Cela se passe en 2018, dans Heavy Trip, premier volet des aventures de nos grands dadets ahuris, et réalisé par Jukka Vidgren et Juuso Laatio (film d’ailleurs dispo sur Prime Video). En 2024, nos métalleux débutent (attention, spoiler) leurs nouvelles aventures en prison, et là encore, rien ne se passera comme prévu, entre une évasion sans queue ni tête, une place sur l’affiche d’un festival à négocier, et surtout, des refrains pour les stades (qu’ils ne remplissent pas encore) à composer. Heavier Trip, c’est donc Heavy Trip, mais… Plus, toujours plus.

C’est la grande force de Heavier Trip d’ailleurs, de ne rien garder pour lui, de livrer chaque vanne, chaque riff, comme si sa vie en dépendait, comme si le film était seul maître à bord, comme si chaque acteur n’avait qu’une seule consigne, l’improvisation la plus totale. Heavier Trip, c’est du mauvais goût, trop de cheveux, des plages de guitare sans fin. C’est le heavy metal dans tout ce qu’il de plus cliché, certes, mais aussi de plus touchant, de plus réjouissant. (Nico Prat)

The Beach Boys

Le titre est simple, clair. Juste un nom de groupe, et avec lui, tout ce qu’il faut se souvenir, d’images marquantes, parfois fantasmées, souvent usées. Les réalisateurs Frank Marshall (Alive, Congo) et Thom Zimny (spécialiste du clip et du concert filmé) retracent la carrière fascinante de la bande de Brian Wilson.

On connaît l’histoire, certes, tout du moins les grandes lignes. Pourtant, saluons ici l’admirable travail effectué sur les archives, la mise en images. Très très classique sur le papier (l’aventure est racontée dans l’ordre chronologique, et encore une fois, ne guettez pas le moindre scoop), la forme est elle d’une classe folle, offrant (et c’est là chose peu aisée) un récit clair mais sans voix off, reposant uniquement sur l’image.

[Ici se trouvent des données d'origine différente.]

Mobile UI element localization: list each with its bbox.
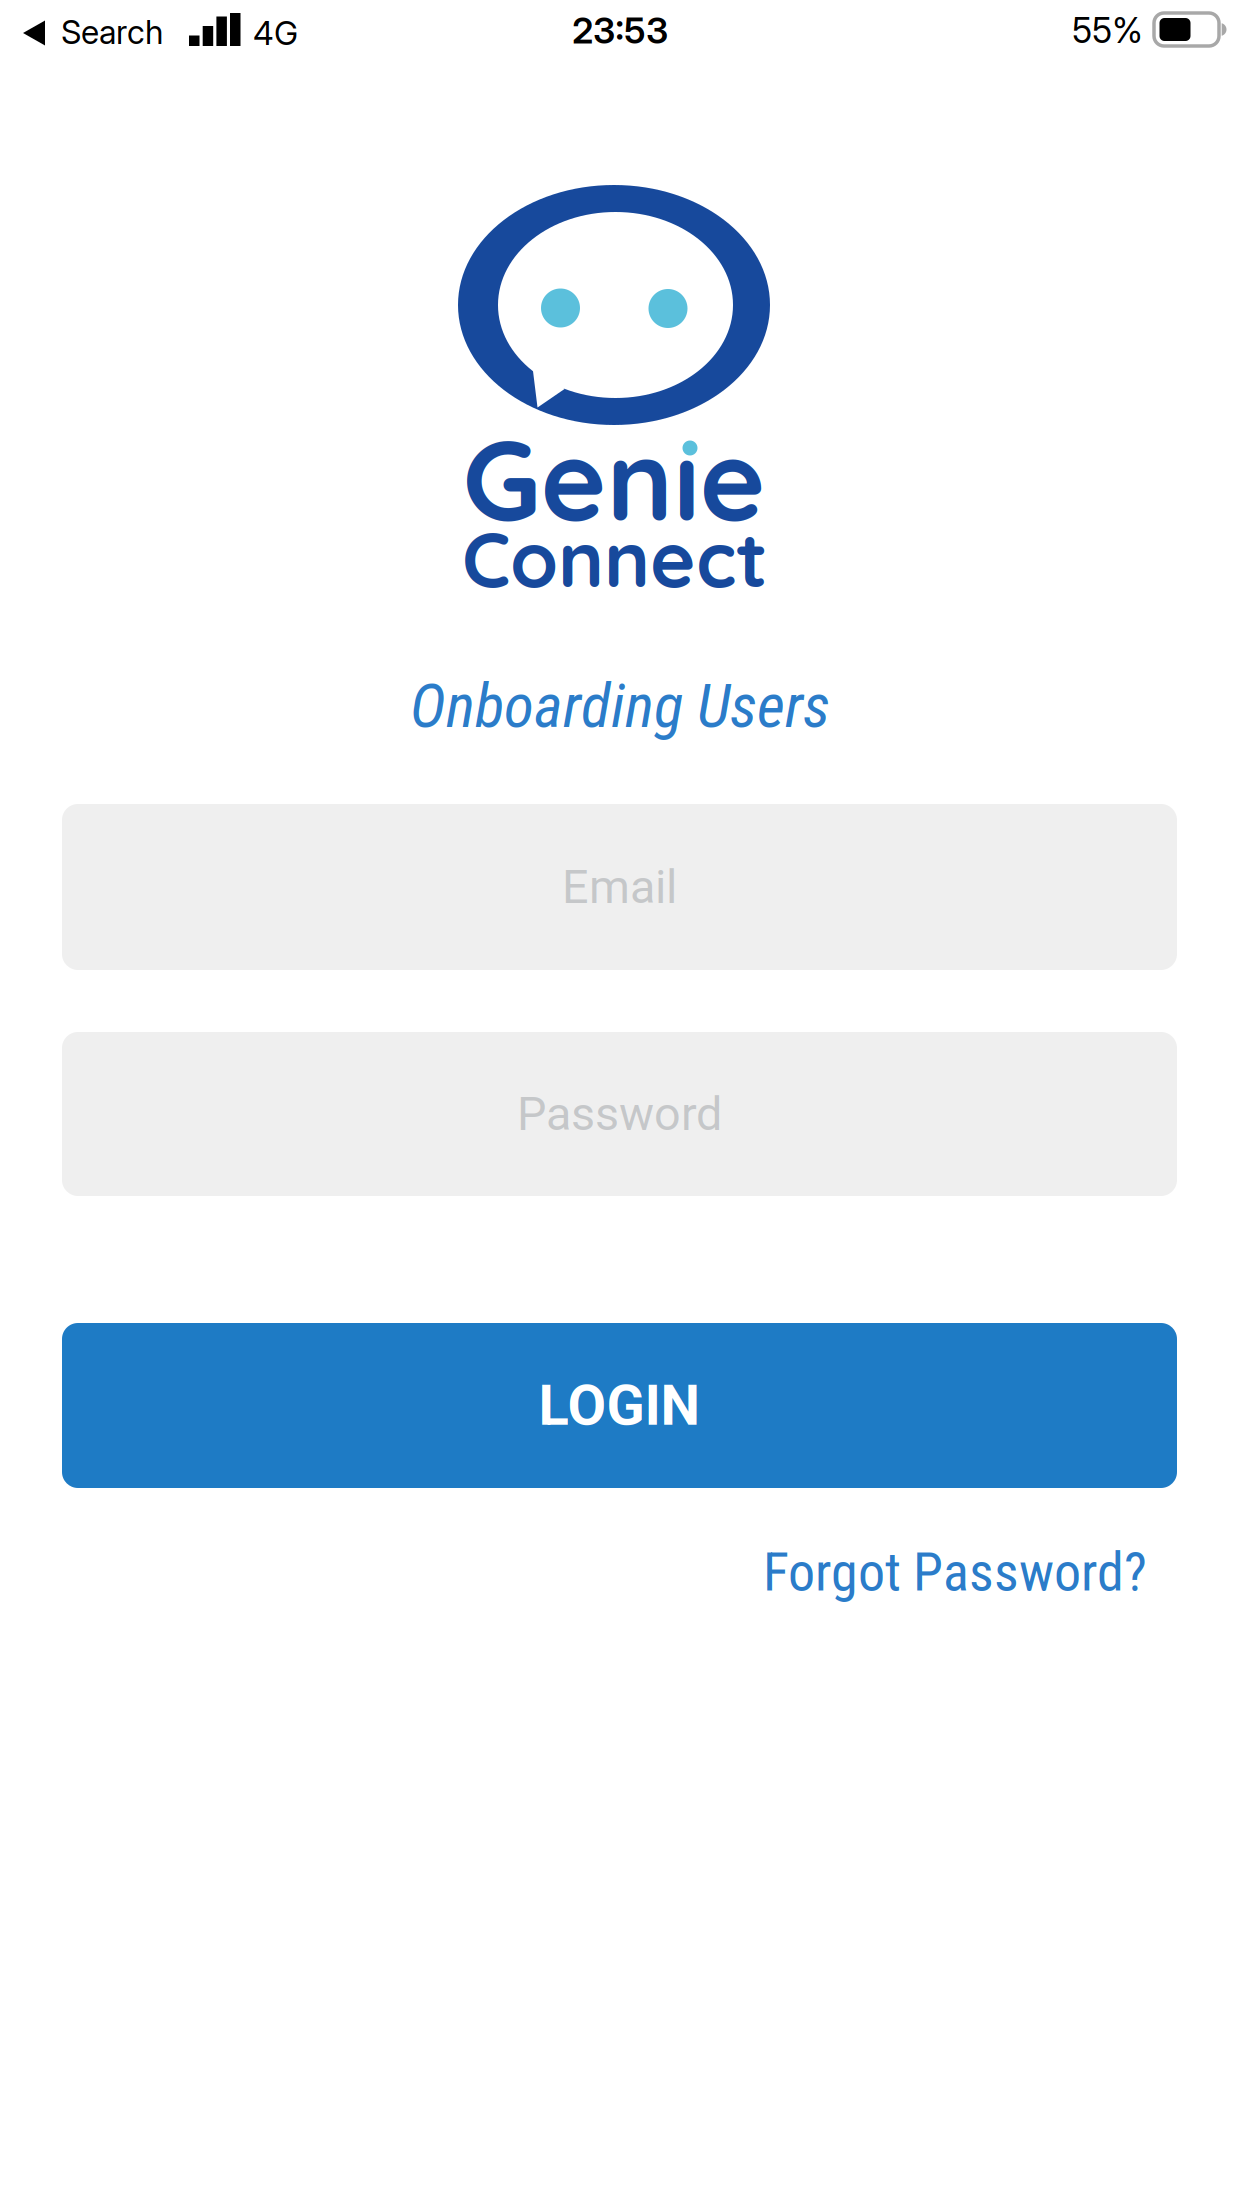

Aussi, et ce n’est pas rien de le dire, le documentaire met en avant la création, la musique, les refrains, de leur naissance à leur enregistrement, mettant certes au premier plan le génie de Brian Wilson, mais n’omettant rien du travail de groupe. Là encore, il serait facile de prendre cette vérité pour acquise, mais bon nombre de films ont par le passé été davantage intéressés par la folie de son leader, la démence, la concurrence des Beatles… Les visions et la désillusion, la plage et les planches de surf, plus que la musique, pour résumer. Ce n’est pas le cas ici. Tant mieux. (Nico P.)

La musique de 007

Comment les musiques des films de James Bond ont-elles contribué à l’identité de la franchise ? Une bonne chanson peut-elle sauver un film, ou tout du moins le souvenir que nous en avons ? Pouvons-nous tout pardonner à Madonna, Garbage et Sam Smith ? Avec des interviews de compositeurs, des analyses de thèmes emblématiques, et des anecdotes sur la création des bande-sons, La musique de 007 (sur Amazon Prime) ne répond pas totalement à ces questions, mais offre tout de même quelques pistes.

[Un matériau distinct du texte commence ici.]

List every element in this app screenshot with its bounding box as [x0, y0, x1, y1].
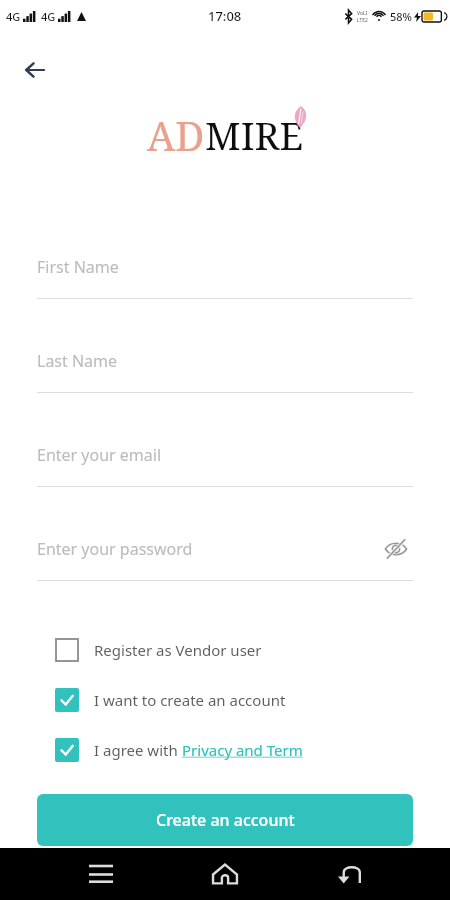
button[interactable]: Last Name [37, 330, 413, 424]
button[interactable]: I want to create an account [37, 688, 413, 712]
staticText: I want to create an account [94, 690, 286, 710]
button[interactable]: Enter your email [37, 424, 413, 518]
staticText: Create an account [156, 809, 295, 831]
staticText: Enter your email [37, 444, 162, 466]
button[interactable]: Create an account [37, 794, 413, 846]
button[interactable]: First Name [37, 236, 413, 330]
button[interactable]: Register as Vendor user [37, 638, 413, 662]
staticText: 4G [41, 9, 56, 24]
button[interactable]: Back [14, 50, 54, 90]
staticText: VoLI [357, 10, 368, 17]
staticText: I agree with [94, 740, 182, 760]
button[interactable]: I agree with [37, 738, 413, 762]
staticText: First Name [37, 256, 119, 278]
button[interactable]: Home [202, 851, 248, 897]
staticText: Last Name [37, 350, 118, 372]
button[interactable]: Enter your password [37, 518, 413, 612]
button[interactable]: Back [326, 851, 372, 897]
staticText: MIRE [205, 109, 304, 161]
staticText: LTE2 [357, 17, 368, 24]
staticText: AD [147, 108, 205, 162]
staticText: 58% [390, 9, 412, 24]
button[interactable]: Privacy and Term [182, 740, 303, 760]
staticText: 4G [6, 9, 21, 24]
button[interactable]: Show password [379, 532, 413, 566]
button[interactable]: Recent apps [78, 851, 124, 897]
staticText: Register as Vendor user [94, 640, 262, 660]
staticText: 17:08 [208, 7, 242, 25]
staticText: Enter your password [37, 538, 193, 560]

Au programme donc : "Goldfinger", "Skyfall", ou "Live and Let Die" pour réveiller les souvenirs, des entretiens avec les compositeurs John Barry, David Arnold ou encore Hans Zimmer (qui décidément passe trop de temps hors des studios pour réellement mériter tous les crédits qui lui sont attribués, mais disons que son armada de stagiaires reste un secret de polichinelle), et surtout, un documentaire bien foutu, bien pensé, incomplet nécessairement, mais qui a le mérite de parler de la saga par l’un de ses angles les plus passionnants, et surtout, les plus révélateurs de leur époque. On le sait, l’artiste qui aura l’honneur d’interpréter le thème doit être populaire, connu mais novateur (autant que possible); autant de critères qui ne sont pas toujours respectés, et qui parfois même ne sont tout simplement pas les bons.

Cela donne des erreurs de casting (citées plus haut, mais nous pouvons aisément ajouter ici Billie Eilish), des chef d’oeuvres aussi ("We Have All The Time In The World"), des curiosités aussi (Jack White et Alicia Keys), mais surtout, cela donne un documentaire qui se dévore. Et au moins, pendant qu’ils produisent cela, Amazon ne planche pas sur une série James Bond. C’est toujours cela de pris. (Nico P.).